Her şey yolunda gidecek. Gitmeli de…
-Hey, taksi boş mu?
Beşiktaş’a çek ağabey. Ve hızlı sür. Çok acelem var.
Sağ salim varmıştı
sonunda Betül. Bunca işin altından nasıl kalkacağını düşünüyordu bir yandan.
Haber vermesi gereken ne çok insan vardı. Bir yandan da dua ediyordu planının
işlemesi için.
-Betül, geldin mi
sonunda? Saatin kaç olduğundan haberin var mı senin?
-Mert Bey, özür
dilerim. Trafiğe kaldım.
-O zaman daha erken
çıkacaksın evden. Lütfen bir daha tekerrür etmesin.
-Buyurun, Mert Bey.
-Ne bu?
-Nikâh davetiyem.
-Oo, sonunda ha Betül.
-Evet, efendim.
-Haydi hayırlısı.
Epeydir de uğramıyor Selim. Nerelerde?
-Çok yoğun son
zamanlarda. Şehir dışında.
-Hadi bakalım. On
dakikaya kadar toplantı odası hazır olsun. Müfredat hakkında konuşacaklarım
var. Herkese haber ver.
-Peki, efendim.
-Ha, bu arada, bak bu
son olsun Betül. Bir daha bu kadar geç kalma. Sende bir değişiklik mi var?
-Saçımı kestirdim.
-Bak, iyi olmuş. Hem
yüzündeki o yara izi eskisi kadar belirgin durmuyor. Pardon, boş bulundum. Sen
bakma bana.
-Önemli değil, efendim.
Hele dün kuaför yüzümü görüp çığlık attıktan sonra dediğinizin ne önemi var…
-Ben bir şey mi dedim
ki. Yalan mı?
-Hayır, efendim.
İzninizle ben gerekli hazırlıkları yapayım.
-Tamam, tamam. Çabuk tut
elini.
-Betül, günaydın.
-Buyurun Meral Hanım. Günaydın.
-Dubai’ye iki kişilik
yer ayırt şu son gittiğim otelde. Adını da unuttum. Neydi, neydi?
-Paradise idi sanırım.
-A, evet. Hayret nasıl
da aklında tutmuşsunuz. Ben bile o kadar gittiğim halde hatırlamazken.
-Önemli değil.
-Ah, bir de bu kadar
çirkin olmasaydın…
-Efendim, bir şey mi
dediniz?
-Hayır, hayır. Sesli
düşünüyordum.
-Bu arada lise sonların
veli toplantısı iptal.
-Ama…
-Aması maması yok.
Okuldan arkadaşlarla buluşacağız o gün.
-Günaydın arkadaşlar.
Nasılsın yaralı yüz?
-Günaydın Ali Bey.
-Hım, sevdim bu kokunu.
-Teşekkür ederim, dün
aldım.
-Sana demedim ki.
-Şey, özür dilerim.
Ben, ben…
-Bana ne senin
kokundan. Neyse ben odama geçiyorum.
-Kızım.
-Aa, Ayşe Teyze,
merhaba.
-Susayım susayım
diyorum ama tutamıyorum da dilimi. Sen aldırma onlara kızım. Hepsi densiz.
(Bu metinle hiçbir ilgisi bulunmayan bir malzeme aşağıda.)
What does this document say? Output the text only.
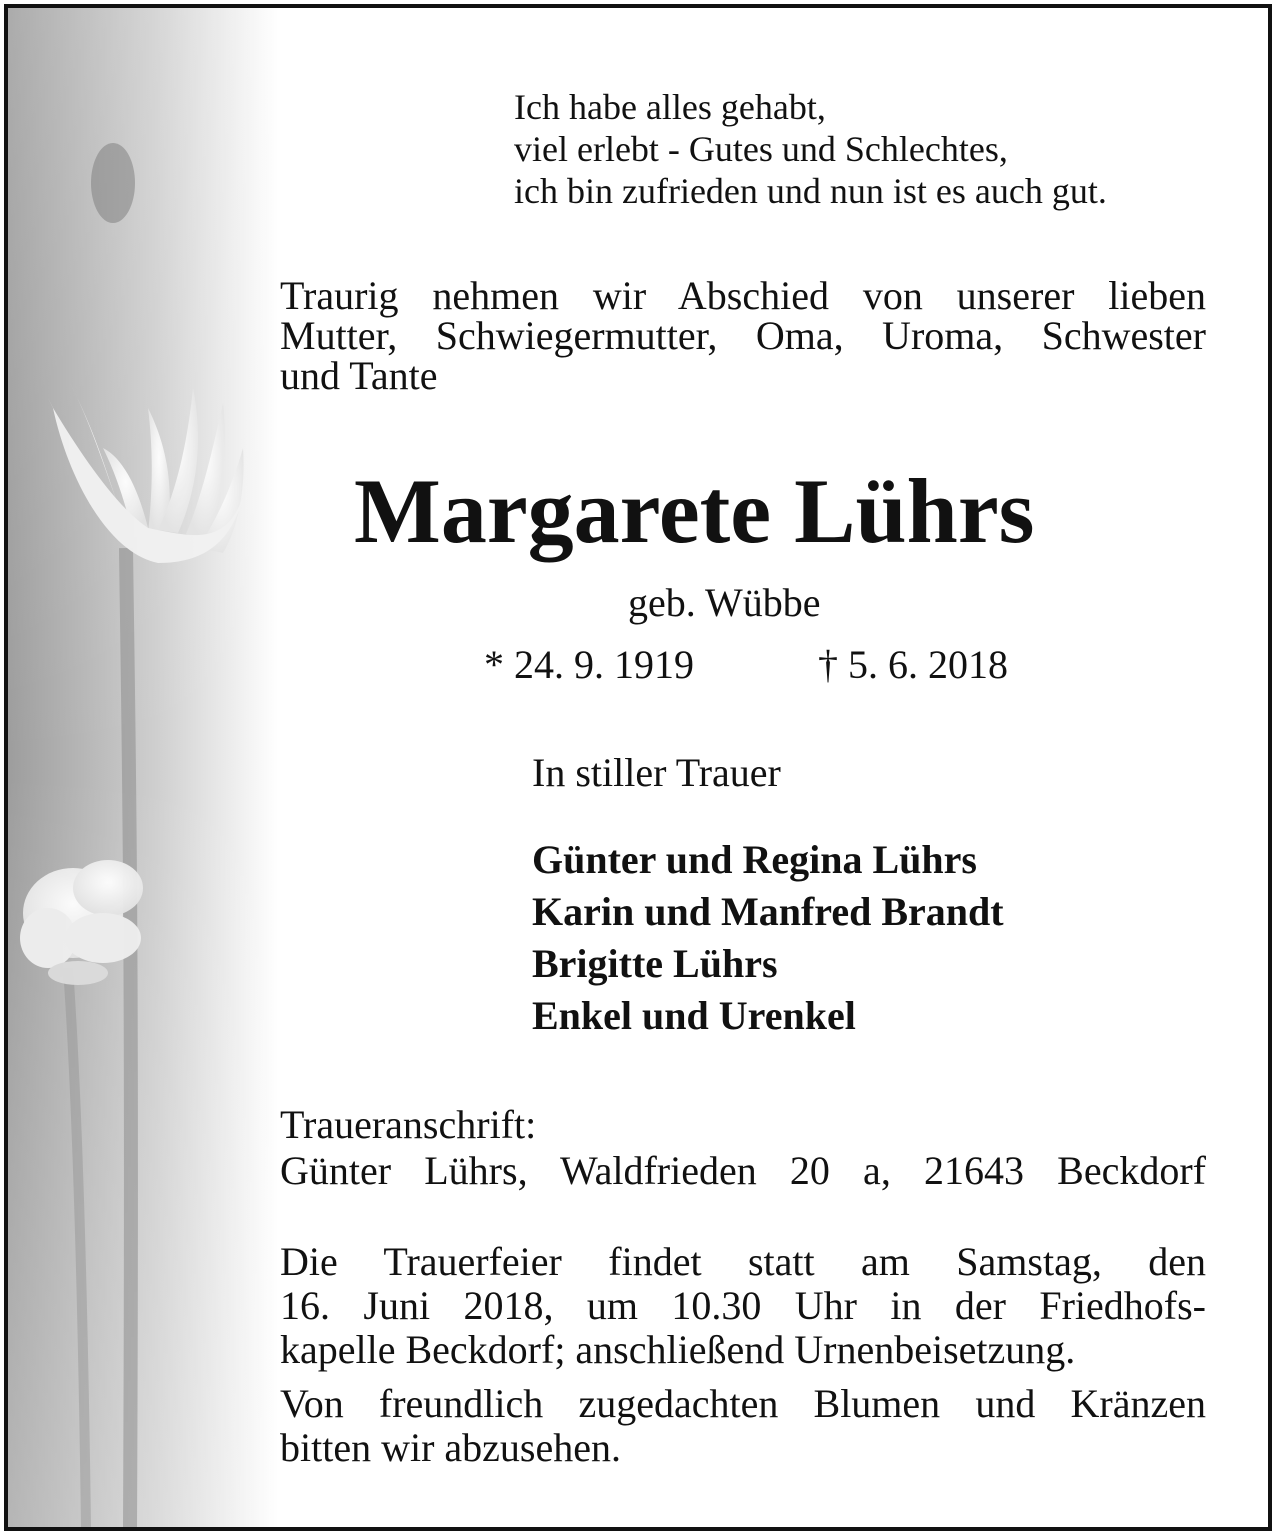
Ich habe alles gehabt,
viel erlebt - Gutes und Schlechtes,
ich bin zufrieden und nun ist es auch gut.
Traurig nehmen wir Abschied von unserer lieben
Mutter, Schwiegermutter, Oma, Uroma, Schwester
und Tante
Margarete Lührs
geb. Wübbe
* 24. 9. 1919	† 5. 6. 2018
In stiller Trauer
Günter und Regina Lührs
Karin und Manfred Brandt
Brigitte Lührs
Enkel und Urenkel
Traueranschrift:
Günter Lührs, Waldfrieden 20 a, 21643 Beckdorf
Die Trauerfeier findet statt am Samstag, den
16. Juni 2018, um 10.30 Uhr in der Friedhofs-
kapelle Beckdorf; anschließend Urnenbeisetzung.
Von freundlich zugedachten Blumen und Kränzen
bitten wir abzusehen.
Tabii ya, biz kimiz ki onların gözünde.
-Ben artık
aldırmıyorum, teyzem.
-Haydi, gel, mutfağa.
Bak yeni çay demledim. Hem kendine gelirsin.
-Ben gayet kendimdeyim
hem de fazlasıyla. Onlara göstereceğim yakında.
-Ne dedin? Yok, yok
deme öyle. Günah çok günah. Sen yeter ki metanetini koru ve yoluna bak.
-İşim var, görüşürüz.
İşte yine içindeki o
karanlık ses bas bas bağırmaya başlamıştı Betül’ün.
-Haydi, çık git. Ne
duruyorsun? Ne halleri varsa görsünler.
-Hayır, yapamam. Daha
vakit gelmedi. Ama çok az kaldı.
Bin bir düşünce ile
boğuşmaya başlamıştı genç kadın. Her şey ve herkes aynı idi. Ve herkes
birbirine benziyordu. Aynı yüzler, aynı diyaloglar. Aynı, aynı…
Böyle oldu mu zor
ederdi akşamı Betül. En azından evde onu bekleyen biri vardı. Aydınlandı yüzü
aniden. Üzmeyen ve alay etmeyen tek kişi… Gerçi o da üzeceği kadar üzmüştü ama
artık her şey kontrolü altındaydı. Kimsenin onu aşağılamasına izin vermeyecekti
artık.
Vakit geçmek
bilmiyordu. Moda evi ile olan randevusuna geç kalmasaydı bari. Elini çabuk
tutmalı ve arı gibi çalışmalı idi.
Akşama doğru elindeki
tüm işleri bitirmişti bile. Bir o kadar da yorulmuştu ayrıca. On dakikalık
yürüyüş mesafesindeydi gideceği yer. Elini çabuk tutarsa randevusuna vaktinde
yetişirdi.
Hızlı adımlarla vardı
moda evine. Tam içeri girecekti ki güvenlik görevlisi yolunu kesti.
-Hanımefendi,
kimliğiniz.
-Buyurun.
-Bir dakika, bu kimlik
size ait değil.
-Tabii ki bana ait.
-Hayır, resim size ait
değil.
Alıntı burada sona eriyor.